“L’intervento dell’Autorità è stato dovuto al mancato accordo tra Meta e Gedi, che partivano da cifre incredibilmente distanti. Abbiamo adesso la prova di quanto ho segnalato fin dall’esordio del Regolamento Agcom, ovvero che l’applicazione di un’aliquota fino a 70% crea irrigidimento e polarizzazione delle parti su posizioni contrapposte, alimentando il contenzioso”, dichiara in una nota la Commissaria Elisa Giomi a margine del Consiglio di Agcom in cui si è trattato il tema della determinazione dell’equo compenso dovuto dall’azienda americana al Gruppo editoriale per la condivisione delle sue pubblicazioni su Facebook.
Non solo: “Né l’editore né Agcom, spiega Giomi, sono riusciti a chiarire quali e quante siano le pubblicazioni giornalistiche che Facebook avrebbe utilizzato e per le quali Gedi richiede un corrispettivo, che peraltro avrebbe dovuto essere reso noto prima dell’utilizzo, come accade in qualunque transazione economica”.
La nota prosegue spiegando come il meccanismo di calcolo dell’equo compenso è reso ancora più scivoloso dall’introduzione da parte di Agcom del “tempo speso per informarsi” dagli utenti italiani sulle piattaforme come variabile di riferimento per quantificare i ricavi pubblicitari che le stesse traggono dalle pubblicazioni giornalistiche. “Da studiosa dei media e delle loro dinamiche di consumo – commenta Giomi – prima ancora che da componente Agcom, credo che ciò costituisca un’interpretazione distorta del modello di business basato sull’economia dell’attenzione”.
“Quel tempo infatti non identifica quali e quanti contenuti informativi sono stati fruiti.
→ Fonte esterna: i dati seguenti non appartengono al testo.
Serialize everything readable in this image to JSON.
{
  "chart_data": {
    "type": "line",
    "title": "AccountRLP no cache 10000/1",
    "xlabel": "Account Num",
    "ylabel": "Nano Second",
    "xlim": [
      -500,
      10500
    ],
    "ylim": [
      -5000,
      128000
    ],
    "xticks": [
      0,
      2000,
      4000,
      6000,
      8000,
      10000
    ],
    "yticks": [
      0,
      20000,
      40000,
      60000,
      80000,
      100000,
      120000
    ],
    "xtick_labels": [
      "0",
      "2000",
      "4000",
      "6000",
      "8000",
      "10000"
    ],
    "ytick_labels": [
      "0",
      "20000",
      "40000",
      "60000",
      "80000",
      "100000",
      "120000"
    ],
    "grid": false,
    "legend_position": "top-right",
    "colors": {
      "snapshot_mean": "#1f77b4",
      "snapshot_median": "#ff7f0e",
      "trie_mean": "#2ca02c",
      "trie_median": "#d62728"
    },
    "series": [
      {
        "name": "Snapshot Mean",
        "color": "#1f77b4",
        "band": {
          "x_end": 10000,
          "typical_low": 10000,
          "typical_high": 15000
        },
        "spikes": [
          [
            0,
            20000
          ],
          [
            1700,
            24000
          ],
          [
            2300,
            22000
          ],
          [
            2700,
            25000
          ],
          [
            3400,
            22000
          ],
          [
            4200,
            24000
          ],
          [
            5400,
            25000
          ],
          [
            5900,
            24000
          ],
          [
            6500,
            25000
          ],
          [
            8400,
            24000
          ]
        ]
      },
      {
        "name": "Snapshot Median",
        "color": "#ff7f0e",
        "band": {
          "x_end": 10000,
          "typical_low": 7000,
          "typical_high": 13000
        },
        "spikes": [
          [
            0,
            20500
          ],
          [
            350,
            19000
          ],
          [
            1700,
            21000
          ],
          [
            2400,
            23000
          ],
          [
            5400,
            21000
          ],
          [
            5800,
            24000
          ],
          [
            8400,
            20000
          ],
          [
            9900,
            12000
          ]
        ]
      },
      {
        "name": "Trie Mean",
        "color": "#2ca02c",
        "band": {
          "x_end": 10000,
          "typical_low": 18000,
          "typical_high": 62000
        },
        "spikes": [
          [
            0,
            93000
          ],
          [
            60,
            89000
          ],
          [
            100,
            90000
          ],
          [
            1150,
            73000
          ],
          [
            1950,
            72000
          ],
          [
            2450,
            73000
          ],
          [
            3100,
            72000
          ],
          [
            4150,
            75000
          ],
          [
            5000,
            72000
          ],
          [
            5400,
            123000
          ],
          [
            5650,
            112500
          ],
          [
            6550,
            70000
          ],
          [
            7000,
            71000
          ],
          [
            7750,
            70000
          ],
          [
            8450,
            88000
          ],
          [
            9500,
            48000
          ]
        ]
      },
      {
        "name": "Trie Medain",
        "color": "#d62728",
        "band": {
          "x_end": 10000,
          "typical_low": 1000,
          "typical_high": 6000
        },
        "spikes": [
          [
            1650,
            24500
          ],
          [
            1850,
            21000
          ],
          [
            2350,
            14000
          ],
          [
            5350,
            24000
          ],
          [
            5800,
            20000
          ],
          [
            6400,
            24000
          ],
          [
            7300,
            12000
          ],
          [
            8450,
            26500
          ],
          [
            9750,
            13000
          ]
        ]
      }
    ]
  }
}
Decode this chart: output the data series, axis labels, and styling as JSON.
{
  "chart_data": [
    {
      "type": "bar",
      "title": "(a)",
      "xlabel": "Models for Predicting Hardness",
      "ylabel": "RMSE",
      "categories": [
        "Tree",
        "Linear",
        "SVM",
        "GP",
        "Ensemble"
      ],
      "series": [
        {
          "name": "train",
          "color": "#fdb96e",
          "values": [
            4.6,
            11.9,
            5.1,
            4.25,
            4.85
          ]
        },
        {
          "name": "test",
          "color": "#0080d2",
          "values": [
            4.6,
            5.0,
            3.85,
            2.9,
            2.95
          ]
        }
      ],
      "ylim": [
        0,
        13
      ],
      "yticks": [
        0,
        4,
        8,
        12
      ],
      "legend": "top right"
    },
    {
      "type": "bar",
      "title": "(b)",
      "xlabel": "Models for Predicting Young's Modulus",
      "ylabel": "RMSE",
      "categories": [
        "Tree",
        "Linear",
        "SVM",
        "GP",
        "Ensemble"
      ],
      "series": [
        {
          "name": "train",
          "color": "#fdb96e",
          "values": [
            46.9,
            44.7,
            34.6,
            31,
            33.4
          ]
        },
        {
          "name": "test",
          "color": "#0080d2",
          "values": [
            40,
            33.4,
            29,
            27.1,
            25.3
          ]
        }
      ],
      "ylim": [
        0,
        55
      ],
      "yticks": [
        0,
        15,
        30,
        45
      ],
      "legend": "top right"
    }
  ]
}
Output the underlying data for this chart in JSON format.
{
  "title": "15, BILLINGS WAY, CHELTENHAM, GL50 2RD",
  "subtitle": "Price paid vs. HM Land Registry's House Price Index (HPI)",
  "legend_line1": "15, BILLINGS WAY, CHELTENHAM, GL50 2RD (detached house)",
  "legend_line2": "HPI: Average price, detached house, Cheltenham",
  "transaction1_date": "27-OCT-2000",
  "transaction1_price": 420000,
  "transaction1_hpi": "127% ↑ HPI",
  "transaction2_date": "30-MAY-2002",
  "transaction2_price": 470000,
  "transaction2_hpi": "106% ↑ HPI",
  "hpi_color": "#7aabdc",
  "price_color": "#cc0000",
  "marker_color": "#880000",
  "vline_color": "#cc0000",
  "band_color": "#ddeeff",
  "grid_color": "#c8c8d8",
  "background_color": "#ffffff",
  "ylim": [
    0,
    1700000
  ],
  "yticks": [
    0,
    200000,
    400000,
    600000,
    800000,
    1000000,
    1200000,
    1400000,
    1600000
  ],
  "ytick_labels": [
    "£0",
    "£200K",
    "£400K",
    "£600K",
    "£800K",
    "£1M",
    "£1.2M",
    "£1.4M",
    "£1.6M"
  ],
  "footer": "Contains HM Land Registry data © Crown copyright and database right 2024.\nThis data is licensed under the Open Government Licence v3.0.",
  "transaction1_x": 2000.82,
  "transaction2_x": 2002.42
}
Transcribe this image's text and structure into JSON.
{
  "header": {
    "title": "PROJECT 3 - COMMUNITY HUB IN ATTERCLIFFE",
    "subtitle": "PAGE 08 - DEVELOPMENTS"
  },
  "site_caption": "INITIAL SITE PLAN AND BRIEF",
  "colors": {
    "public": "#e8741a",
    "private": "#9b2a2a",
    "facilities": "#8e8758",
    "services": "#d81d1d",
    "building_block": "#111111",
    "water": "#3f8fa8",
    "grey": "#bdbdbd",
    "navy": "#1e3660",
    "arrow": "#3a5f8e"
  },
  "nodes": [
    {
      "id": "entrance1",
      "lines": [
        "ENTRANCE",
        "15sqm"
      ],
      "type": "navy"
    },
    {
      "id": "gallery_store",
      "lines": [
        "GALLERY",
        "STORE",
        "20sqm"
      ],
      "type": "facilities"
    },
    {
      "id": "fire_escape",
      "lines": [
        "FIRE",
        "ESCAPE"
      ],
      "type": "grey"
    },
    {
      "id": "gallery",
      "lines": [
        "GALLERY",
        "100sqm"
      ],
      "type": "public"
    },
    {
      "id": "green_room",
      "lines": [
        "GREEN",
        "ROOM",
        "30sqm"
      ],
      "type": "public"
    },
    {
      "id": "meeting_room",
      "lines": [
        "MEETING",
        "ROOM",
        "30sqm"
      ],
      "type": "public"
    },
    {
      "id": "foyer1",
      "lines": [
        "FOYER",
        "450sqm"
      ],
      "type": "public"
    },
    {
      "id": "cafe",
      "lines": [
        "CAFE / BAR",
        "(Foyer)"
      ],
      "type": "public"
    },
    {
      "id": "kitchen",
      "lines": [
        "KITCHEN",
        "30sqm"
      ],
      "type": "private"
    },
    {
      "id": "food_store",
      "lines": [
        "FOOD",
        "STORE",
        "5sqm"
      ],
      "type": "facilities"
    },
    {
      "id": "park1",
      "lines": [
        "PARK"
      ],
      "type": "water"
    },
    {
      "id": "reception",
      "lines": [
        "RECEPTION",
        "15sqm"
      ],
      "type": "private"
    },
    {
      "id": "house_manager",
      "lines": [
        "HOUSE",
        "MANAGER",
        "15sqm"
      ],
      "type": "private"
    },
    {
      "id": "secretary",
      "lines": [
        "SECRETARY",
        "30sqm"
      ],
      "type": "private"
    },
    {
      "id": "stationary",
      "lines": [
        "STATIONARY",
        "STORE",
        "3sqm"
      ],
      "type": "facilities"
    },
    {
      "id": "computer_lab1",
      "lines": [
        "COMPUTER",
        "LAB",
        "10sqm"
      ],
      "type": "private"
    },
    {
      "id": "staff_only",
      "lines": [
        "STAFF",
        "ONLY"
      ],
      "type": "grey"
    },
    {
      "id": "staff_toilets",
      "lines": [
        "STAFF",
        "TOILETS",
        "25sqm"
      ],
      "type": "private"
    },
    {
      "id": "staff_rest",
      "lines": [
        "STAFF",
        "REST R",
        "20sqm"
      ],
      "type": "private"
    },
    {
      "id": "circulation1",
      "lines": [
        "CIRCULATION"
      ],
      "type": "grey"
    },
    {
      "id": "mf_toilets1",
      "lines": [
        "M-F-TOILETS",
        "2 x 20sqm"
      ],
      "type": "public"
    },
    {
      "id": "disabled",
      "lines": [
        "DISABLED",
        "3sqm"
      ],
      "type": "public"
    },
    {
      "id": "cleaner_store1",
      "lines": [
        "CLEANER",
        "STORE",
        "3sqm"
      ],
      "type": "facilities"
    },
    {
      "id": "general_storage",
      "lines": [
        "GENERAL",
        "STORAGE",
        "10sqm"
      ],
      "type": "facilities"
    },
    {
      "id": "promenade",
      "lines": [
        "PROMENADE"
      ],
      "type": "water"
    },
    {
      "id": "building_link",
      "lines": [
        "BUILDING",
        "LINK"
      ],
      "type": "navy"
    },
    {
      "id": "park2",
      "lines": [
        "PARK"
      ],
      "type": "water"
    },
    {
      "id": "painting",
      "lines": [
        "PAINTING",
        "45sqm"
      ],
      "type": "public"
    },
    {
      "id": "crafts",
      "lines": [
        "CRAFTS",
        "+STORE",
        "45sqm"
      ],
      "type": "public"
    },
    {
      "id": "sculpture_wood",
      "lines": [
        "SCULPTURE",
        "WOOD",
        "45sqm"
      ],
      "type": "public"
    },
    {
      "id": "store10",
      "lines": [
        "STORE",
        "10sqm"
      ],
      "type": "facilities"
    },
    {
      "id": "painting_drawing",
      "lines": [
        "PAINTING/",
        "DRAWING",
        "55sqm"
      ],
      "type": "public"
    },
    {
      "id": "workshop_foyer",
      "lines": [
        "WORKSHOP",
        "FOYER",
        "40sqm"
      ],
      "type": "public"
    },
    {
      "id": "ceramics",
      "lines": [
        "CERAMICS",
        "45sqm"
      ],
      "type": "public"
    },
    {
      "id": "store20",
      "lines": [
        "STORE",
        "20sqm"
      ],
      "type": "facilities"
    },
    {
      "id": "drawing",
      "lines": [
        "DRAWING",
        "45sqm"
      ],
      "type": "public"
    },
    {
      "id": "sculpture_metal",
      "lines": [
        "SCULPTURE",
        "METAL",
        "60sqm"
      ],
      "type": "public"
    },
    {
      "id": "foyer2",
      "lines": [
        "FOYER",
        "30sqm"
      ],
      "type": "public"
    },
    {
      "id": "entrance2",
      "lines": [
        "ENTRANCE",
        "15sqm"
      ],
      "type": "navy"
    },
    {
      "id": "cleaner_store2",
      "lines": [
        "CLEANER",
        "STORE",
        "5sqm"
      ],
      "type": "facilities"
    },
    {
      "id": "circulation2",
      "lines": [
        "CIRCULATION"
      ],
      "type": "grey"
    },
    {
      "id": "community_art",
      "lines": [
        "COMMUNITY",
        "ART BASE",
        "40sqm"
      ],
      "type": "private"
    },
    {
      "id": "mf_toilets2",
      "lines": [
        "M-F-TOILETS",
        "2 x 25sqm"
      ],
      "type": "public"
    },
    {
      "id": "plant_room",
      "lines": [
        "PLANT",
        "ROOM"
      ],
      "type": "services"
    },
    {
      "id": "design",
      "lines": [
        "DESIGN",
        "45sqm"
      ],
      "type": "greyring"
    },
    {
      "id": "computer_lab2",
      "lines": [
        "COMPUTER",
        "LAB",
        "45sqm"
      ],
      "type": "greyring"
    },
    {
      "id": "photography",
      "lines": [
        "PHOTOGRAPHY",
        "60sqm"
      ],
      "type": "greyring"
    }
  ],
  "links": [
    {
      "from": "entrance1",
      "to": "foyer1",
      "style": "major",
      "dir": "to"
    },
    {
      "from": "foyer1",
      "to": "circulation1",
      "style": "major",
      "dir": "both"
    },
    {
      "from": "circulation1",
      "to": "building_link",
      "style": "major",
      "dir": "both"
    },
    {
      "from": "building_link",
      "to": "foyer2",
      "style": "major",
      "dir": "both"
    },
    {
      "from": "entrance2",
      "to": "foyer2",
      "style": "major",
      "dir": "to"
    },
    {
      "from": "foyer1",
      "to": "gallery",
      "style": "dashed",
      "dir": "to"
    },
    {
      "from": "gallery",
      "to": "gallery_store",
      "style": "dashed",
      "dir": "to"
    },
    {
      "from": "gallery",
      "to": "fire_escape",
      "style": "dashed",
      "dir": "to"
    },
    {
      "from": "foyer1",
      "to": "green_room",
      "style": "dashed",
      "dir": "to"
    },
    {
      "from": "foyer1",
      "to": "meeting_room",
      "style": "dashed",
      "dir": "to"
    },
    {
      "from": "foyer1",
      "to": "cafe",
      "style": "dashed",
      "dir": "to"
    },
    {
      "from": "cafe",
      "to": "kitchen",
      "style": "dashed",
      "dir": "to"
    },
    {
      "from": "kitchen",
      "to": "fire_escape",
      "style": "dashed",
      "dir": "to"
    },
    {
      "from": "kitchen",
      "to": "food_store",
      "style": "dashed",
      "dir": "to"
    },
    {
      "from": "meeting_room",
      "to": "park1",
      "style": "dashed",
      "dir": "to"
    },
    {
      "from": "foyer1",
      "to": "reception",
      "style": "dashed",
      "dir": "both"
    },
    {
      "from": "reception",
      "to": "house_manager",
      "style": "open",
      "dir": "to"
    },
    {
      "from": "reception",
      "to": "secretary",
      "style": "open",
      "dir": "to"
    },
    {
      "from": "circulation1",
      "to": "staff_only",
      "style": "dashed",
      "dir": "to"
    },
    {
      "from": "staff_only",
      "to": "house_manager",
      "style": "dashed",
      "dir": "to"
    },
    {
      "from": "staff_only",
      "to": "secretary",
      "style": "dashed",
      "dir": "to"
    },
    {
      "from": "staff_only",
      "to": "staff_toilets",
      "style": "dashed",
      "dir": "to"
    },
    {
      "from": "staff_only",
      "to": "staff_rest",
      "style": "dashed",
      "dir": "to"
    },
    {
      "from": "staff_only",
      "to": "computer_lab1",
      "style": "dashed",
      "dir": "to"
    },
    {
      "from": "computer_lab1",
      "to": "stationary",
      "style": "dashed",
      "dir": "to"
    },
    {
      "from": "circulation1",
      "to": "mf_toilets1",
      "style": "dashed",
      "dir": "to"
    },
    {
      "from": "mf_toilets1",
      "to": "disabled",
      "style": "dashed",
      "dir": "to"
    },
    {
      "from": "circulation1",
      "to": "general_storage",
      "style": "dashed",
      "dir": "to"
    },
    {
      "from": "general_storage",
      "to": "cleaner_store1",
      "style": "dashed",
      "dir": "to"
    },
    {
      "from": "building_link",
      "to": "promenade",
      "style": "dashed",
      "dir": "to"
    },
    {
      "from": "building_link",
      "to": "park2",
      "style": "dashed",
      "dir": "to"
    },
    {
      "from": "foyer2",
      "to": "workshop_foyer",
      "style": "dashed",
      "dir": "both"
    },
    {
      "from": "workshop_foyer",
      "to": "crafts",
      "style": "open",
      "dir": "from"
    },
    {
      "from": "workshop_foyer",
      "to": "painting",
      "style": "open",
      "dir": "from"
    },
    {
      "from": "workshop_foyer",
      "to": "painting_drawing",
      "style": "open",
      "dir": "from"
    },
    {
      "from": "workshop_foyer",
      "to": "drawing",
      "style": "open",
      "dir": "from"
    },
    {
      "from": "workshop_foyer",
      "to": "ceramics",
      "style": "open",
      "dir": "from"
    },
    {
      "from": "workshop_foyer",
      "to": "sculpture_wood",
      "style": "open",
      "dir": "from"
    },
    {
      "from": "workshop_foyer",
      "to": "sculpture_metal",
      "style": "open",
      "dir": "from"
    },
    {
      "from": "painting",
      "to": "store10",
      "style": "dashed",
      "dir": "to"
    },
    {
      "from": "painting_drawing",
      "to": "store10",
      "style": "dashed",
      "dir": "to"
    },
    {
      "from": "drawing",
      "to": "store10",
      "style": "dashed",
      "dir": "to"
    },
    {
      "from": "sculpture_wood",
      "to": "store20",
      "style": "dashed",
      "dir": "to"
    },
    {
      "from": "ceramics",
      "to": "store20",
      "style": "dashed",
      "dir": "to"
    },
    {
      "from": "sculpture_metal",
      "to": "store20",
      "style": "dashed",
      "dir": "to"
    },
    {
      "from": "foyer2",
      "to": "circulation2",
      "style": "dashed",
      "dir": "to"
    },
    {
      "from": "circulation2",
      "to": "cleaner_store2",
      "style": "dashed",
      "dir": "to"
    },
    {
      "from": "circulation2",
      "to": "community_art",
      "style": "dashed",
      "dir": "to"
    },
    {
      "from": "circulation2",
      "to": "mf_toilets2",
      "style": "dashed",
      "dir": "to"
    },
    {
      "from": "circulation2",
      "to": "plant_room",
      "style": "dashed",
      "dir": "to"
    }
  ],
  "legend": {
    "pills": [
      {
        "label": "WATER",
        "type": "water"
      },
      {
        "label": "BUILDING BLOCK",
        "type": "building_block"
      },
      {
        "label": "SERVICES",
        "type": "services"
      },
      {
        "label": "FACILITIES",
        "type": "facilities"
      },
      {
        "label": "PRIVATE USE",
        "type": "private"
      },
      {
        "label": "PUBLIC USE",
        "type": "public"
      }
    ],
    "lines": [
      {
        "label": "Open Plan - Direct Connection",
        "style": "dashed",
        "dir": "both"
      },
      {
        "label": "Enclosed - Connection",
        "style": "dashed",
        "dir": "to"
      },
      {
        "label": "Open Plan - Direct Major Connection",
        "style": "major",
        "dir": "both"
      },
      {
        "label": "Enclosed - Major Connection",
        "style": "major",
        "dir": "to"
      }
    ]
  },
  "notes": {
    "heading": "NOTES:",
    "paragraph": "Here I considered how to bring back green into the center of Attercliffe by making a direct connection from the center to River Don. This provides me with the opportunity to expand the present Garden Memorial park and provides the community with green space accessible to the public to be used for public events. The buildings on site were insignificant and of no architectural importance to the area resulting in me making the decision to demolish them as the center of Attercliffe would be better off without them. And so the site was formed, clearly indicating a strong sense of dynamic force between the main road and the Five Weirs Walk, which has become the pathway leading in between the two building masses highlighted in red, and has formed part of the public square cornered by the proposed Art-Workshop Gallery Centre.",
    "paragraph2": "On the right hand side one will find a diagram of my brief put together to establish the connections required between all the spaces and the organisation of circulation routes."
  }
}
E, soprattutto, a monetizzare il tempo speso online sulla pubblicazione giornalistica, sotto forma di ricavi da abbonamento o ricavi da pubblicità, sono direttamente gli editori, non le piattaforme. Con queste premesse, il rischio è di trasformare il compenso da equo a forzato, perché sganciato dal reale valore della controprestazione dell’editore”, incalza la Commissaria e prosegue, “e tutto questo avviene proprio nel giorno in cui arriva la valutazione dell’Avvocato generale Ue Maciej Szpunar sul caso Meta/Italia, in vista del pronunciamento della Corte sul ricorso di Meta per annullare una decisione di Agcom, contestando la compatibilità della normativa italiana con il diritto dell’Unione. La valutazione ritiene i poteri attribuiti ad Agcom – compresa la definizione di criteri indicativi di remunerazione – “ammissibili se rimangono in un quadro di assistenza e non privano le parti della loro libertà contrattuale”.
E aggiunge: “In questo caso mi chiedo come sia possibile, per la parte acquirente, che è di nuovo Meta, esercitare libertà contrattuale se il venditore, Gedi, e l’arbitro, ovvero Agcom, non riescono a quantificare le pubblicazioni e quindi a determinare il valore della prestazione o ancor peggio si introducono variabili come il tempo, destinate a fuorviare tale valutazione. In questo modo l’acquirente non è messo in condizione di stabilire la convenienza economica e quindi di esercitare una scelta consapevole di acquisto, come accadrebbe a chiunque di noi che entrando in un negozio non potesse conoscere il prezzo o vedere la merce che gli interessa”.
E conclude: “E’ la stessa Avvocatura generale ad asserire che se gli editori non autorizzassero le piattaforme all’uso delle pubblicazioni sarebbero i primi a farne le spese e continua dicendo che le norme intendono stabilire proprio le condizioni -ovvero i compensi- delle pubblicazioni effettivamente utilizzate. Ma con i criteri introdotti da Agcom, ogni stima del compenso diventa un esercizio metodologicamente errato, ed il trasferimento di denaro da piattaforme ad editori appare arbitrario e forzoso. Anziché fissare il compenso in via amministrativa e su istanza di parte, in violazione della libertà di iniziativa economica e contrattuale dei privati, Agcom avrebbe dovuto al contrario favorire la negoziazione in buona fede, come nello spirito della Direttiva europea. E come io stessa avevo proposto delineando un meccanismo di incentivi a raggiungere un accordo e l’istituzione di un ufficio per la gestione dei tentativi di conciliazioni tra le imprese separato dalla definizione delle controversie”.